Fragments of life like random lyrics, incongruous paragraphs, irrelevant prologues, rambling epilogues, lilliputian references all stick together, clustering into invisible clouds, begetting new forms of paradox from the real memory that empties itself of its past, present, and future, and another one, manmade this time, that fills up with all these things instead.
A new world is being gestated, a world where anything that can’t be assimilated or digested, whatever has been vomited back up from the past and the present, is reabsorbed into the memory of the smartphone by a background app he didn’t know it was running.
And he has no idea what’s going on, looking deeply into its digital eyes, into the depths of the crystalline screen, waiting for the ethereal blue-tinged genie to come out again, waiting for recognition and acceptance, “I believe in you, I don’t doubt you, you can do it,” until this eventually puts an end to his anguish, and replies, “You don’t need a teacher or a professor, just me, to become my worthy misprint.”

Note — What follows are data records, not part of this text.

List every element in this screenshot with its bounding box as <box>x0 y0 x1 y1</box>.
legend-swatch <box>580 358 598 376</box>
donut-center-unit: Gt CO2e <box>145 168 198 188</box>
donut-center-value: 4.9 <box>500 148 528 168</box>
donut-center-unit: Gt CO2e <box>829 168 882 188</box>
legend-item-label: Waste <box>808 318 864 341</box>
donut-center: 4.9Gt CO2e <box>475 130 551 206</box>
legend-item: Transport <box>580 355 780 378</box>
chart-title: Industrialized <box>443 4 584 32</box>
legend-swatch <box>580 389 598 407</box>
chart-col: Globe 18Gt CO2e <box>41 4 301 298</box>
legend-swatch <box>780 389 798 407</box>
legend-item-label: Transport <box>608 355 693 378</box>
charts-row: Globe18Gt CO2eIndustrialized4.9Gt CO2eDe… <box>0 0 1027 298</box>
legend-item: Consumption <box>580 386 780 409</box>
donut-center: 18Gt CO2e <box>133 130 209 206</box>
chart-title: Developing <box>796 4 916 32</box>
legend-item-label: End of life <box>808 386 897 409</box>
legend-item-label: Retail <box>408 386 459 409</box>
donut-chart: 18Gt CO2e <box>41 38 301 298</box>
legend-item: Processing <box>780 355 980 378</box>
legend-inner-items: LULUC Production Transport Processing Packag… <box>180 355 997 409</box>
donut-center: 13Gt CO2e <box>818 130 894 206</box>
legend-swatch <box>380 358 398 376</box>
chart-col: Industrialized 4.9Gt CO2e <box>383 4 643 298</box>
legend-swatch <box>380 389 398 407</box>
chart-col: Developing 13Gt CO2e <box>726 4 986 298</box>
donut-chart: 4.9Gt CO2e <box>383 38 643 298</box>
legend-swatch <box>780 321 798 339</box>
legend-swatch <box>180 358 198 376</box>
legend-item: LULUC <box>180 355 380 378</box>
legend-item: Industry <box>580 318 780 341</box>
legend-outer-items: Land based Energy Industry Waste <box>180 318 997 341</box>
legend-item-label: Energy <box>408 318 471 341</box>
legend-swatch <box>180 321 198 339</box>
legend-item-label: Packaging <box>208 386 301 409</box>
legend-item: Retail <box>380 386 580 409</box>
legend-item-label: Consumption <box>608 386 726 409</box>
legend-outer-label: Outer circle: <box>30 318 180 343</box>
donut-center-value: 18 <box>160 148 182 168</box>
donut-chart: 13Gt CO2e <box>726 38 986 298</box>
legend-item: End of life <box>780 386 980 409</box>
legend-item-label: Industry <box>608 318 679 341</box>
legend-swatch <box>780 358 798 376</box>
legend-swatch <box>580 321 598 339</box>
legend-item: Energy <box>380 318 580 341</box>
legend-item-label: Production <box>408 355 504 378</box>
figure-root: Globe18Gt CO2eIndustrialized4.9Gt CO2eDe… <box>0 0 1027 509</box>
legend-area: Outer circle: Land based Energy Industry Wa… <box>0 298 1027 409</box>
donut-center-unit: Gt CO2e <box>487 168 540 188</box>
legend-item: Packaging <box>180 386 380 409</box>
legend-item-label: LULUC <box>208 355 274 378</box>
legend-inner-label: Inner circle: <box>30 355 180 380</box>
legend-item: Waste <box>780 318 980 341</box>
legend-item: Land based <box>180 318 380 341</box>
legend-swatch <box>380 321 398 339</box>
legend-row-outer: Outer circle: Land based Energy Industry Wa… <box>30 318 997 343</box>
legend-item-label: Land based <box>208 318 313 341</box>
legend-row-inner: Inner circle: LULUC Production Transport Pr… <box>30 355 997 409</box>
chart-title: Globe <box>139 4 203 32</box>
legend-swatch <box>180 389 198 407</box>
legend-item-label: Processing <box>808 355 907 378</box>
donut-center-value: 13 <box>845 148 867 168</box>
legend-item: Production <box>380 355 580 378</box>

Anymore he burns for messages and calls. He prays for someone to call him, for an image to appear on the screen. But the device seems speechless and dead and images of life, once flickering, lie frozen. The last thing he remembers is that bald head with the close-set black brows and the adamantine teeth, smiling broadly at him, shooting malevolent glances, vaping in the frame.
Quickly it dawns on him that there is no substance anymore, because his whole life, his whole memory, the memory of his life snuck slowly inside and got stored in the smartphone, and his entire being is managed by an ethereal, benevolent, blue-tinged genie with shiny adamantine teeth, a genie that acts honorably and friendly and supportively, and he who has lost his memory because his memory abandoned him, following the orders of an ethereal, benevolent blue-tinged genie that lived, unbeknownst to him, in his smartphone, has lost not only his own memory, but even his access to its memory – the one stored in the smartphone-lamp, locking him out – like an empty tortoiseshell of his memory – unable to call to mind the slightest thing, unable even to remember the sacred PIN.